Al Jazeera's Palestinian document leaks point up Obama's clueless Mideast peace strategy

For three days running, Al-Jazeera has been pounding the Palestinian Authority with release of hundreds of PA negotiating documents, which show Mahmoud Abbas as a two-faced leader -- publicly insisting on getting all of East Jerusalem, including the entire Old City, while privately agreeing to Israel's retention of virtually all Jewish neighborhoods in the eastern sector of Israel's capital.  Or as Palestinian negotiator Saeb Erekat put it to an Israeli interlocutor:  "We're giving you the largest Jewish Yerushalaim ever."

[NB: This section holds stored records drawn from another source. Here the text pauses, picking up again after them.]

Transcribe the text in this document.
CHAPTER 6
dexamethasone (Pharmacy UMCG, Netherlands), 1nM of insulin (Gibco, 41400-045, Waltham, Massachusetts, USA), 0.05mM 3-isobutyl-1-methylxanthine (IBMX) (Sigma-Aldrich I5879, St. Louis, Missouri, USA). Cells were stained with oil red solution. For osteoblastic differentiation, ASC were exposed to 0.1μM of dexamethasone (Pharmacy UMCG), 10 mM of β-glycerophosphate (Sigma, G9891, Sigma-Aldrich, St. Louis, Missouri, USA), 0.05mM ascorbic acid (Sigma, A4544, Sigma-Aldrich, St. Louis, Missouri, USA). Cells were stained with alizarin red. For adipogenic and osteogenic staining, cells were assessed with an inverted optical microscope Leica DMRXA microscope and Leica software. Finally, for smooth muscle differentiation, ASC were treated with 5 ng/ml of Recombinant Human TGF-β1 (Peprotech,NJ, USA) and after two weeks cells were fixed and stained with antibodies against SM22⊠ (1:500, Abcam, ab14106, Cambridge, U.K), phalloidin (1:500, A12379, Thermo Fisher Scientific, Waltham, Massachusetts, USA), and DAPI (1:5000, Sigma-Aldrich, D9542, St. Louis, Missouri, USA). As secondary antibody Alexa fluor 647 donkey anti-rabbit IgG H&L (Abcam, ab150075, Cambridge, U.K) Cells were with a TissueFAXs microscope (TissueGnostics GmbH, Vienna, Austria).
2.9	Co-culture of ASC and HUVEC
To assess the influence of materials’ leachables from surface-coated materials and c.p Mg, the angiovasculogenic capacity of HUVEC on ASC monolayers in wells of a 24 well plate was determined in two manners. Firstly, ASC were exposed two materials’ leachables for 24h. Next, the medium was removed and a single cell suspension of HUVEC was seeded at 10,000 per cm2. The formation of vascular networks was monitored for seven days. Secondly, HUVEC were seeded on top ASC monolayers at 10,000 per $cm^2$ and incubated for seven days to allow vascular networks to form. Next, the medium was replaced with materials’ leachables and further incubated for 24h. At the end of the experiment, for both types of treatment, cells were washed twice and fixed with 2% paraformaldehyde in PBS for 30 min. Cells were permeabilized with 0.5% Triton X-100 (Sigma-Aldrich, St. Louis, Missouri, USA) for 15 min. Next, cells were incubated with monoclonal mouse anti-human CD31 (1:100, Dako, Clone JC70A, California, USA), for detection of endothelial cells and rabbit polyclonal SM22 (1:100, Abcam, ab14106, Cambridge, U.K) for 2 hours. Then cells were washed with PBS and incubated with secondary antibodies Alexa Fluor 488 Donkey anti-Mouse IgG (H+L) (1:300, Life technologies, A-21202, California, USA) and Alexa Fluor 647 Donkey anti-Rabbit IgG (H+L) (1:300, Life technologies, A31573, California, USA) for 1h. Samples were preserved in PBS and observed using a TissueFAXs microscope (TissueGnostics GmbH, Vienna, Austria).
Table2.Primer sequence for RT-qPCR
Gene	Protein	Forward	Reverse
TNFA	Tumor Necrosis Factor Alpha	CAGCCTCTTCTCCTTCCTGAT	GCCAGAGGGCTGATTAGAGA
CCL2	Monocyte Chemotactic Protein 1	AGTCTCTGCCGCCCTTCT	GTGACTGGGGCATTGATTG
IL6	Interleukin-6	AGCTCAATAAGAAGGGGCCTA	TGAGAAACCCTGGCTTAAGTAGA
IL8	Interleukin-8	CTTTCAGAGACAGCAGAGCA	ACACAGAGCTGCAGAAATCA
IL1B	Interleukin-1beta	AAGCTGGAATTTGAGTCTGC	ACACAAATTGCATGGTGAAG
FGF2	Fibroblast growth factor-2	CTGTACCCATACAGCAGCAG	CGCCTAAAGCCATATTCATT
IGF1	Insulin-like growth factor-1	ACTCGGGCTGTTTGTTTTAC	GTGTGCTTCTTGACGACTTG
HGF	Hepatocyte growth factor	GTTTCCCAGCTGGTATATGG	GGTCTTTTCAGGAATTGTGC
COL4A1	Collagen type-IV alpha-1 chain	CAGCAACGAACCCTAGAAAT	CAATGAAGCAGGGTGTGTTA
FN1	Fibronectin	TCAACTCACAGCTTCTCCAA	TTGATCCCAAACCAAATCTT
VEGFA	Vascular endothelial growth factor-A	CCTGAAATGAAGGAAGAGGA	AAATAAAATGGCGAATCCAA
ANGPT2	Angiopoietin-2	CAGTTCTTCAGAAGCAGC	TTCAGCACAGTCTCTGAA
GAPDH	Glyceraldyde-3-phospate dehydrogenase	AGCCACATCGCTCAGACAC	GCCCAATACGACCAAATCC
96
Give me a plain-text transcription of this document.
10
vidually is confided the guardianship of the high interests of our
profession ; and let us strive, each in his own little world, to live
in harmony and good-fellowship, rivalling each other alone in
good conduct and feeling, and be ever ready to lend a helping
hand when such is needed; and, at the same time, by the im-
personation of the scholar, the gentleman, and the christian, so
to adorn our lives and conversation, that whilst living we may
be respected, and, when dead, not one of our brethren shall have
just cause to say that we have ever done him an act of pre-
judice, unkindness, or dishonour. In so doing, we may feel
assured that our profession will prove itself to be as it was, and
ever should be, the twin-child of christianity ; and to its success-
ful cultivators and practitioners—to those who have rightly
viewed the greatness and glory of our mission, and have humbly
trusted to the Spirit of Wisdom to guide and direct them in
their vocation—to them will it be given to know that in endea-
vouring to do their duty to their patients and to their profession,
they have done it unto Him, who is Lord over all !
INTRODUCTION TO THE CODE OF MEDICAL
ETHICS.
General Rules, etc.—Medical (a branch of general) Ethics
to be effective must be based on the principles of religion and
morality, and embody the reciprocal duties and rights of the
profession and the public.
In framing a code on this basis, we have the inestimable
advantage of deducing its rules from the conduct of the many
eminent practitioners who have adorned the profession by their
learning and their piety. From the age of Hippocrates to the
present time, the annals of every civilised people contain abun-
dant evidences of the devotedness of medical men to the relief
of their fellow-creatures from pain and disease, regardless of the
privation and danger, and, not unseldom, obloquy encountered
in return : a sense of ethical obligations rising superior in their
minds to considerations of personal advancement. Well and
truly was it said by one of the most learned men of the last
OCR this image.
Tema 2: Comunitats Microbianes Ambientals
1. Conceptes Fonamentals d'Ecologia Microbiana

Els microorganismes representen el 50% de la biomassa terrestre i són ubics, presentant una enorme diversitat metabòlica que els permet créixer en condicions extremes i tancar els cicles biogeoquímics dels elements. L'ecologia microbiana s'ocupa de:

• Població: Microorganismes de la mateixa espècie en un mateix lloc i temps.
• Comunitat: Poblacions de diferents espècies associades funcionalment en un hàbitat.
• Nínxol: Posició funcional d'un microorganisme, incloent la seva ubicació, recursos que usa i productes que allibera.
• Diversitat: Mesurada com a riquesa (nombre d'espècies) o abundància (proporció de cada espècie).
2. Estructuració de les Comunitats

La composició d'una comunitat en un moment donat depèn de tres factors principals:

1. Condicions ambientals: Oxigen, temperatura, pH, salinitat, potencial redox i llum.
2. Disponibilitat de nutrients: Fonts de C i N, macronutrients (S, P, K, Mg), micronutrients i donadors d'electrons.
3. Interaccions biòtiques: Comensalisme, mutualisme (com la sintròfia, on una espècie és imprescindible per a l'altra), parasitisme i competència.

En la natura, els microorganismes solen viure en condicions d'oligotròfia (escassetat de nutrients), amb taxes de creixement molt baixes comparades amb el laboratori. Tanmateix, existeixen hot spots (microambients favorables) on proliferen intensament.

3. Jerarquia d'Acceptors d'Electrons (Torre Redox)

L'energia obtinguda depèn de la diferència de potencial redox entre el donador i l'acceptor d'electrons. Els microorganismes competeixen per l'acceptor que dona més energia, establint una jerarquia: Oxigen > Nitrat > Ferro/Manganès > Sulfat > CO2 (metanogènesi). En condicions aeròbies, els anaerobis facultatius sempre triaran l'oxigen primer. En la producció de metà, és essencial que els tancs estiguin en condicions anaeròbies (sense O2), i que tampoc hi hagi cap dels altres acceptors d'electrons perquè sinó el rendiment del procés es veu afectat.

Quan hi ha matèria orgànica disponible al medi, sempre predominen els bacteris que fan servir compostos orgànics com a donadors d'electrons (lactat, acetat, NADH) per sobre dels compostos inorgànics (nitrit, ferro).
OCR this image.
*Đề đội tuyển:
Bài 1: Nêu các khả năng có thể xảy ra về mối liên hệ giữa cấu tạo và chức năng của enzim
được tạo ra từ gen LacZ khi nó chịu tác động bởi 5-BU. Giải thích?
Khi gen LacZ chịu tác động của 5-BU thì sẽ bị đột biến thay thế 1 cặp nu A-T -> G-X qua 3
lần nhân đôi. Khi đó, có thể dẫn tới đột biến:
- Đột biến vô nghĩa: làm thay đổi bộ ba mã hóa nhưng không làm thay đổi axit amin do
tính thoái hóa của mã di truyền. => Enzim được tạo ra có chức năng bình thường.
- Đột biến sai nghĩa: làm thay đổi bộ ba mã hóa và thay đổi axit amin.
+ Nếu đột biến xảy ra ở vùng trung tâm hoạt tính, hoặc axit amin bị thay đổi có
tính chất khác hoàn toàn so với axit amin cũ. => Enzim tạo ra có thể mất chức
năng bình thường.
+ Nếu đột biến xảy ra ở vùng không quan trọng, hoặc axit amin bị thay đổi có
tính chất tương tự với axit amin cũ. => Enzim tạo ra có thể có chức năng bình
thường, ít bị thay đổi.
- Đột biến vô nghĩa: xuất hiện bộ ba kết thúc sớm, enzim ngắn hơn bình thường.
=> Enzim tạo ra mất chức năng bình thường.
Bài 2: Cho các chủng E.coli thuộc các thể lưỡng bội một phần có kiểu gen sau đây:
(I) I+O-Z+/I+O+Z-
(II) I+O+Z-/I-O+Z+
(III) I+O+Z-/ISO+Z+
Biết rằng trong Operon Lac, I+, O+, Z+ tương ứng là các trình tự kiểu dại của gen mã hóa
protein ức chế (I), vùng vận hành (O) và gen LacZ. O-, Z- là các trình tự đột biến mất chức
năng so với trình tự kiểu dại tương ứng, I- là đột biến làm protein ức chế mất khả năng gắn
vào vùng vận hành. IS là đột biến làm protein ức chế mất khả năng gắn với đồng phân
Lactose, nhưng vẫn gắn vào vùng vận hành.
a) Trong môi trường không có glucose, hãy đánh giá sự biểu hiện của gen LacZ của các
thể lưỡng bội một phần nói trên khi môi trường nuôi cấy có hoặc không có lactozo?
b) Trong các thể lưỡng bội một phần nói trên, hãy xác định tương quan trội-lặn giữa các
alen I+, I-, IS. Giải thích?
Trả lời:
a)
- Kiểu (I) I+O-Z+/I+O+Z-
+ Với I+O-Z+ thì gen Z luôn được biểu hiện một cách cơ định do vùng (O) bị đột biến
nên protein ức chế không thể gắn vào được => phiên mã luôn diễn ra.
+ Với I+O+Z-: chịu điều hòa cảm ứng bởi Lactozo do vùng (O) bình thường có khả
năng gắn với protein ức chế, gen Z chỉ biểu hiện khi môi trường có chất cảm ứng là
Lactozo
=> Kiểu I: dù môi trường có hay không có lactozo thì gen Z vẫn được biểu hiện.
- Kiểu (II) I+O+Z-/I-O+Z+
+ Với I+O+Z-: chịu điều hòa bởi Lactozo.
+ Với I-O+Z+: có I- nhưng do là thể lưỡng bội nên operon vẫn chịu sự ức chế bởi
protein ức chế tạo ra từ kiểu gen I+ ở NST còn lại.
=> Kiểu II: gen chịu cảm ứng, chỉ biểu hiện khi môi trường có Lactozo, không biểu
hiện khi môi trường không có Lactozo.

With the Palestinians being that flexible and pragmatic about Jerusalem, the question arises why, given this progress on the private negotiating track, Obama would, in his first try at Mideast diplomacy, put all his chips on pressuring Israel to institute as the first order of business a permanent building freeze in these same Jewish neighborhoods in East Jerusalem.

Since the Palestinians already signaled that they would agree to leave them under Israeli control in a permanent peace agreement, why would a President of the United States insist on demanding concessions from Israel on an issue that the Palestinians already had written off as not a big priority and, in fact, completely unnecessary in their pursuit of Palestinians statehood?

Since Israel would retain these neighborhoods anyway, what was the great urgency under Obama to put them front and center on the U.S. agenda?

As it turned out, Abbas -- while already having written off these neighborhoods in his private negotiations with Israel -- felt naturally compelled to be at least as tough on Israel as Obama and publicly seconded the U.S. demand for a total freeze of Jewish neighborhoods in Eastern Jerusalem.

The result was an embarrassment for both the U.S. and Abbas as a result of an ill-advised, quixotic initiative by Obama the first time out of the Mideast diplomatic box.  By raising the temperature over Jewish areas of East Jerusalem, Obama set off a chain reaction of totally unnecessary tensions with Prime Minister Netanyahu, who stood firm and insisted that Jewish neighborhoods in Israel's capital were not going to be on the negotiating table -- especially since these were the same neighborhoods Abbas already had abjured in private.

It took many months to repair a totally unnecessary rift between Washington and Jerusalem.  In his first time at bat in the big Mideast diplomatic  league, Obama struck out spectacularly -- as Al-Jazeera's trove of leaked documents makes amply clear.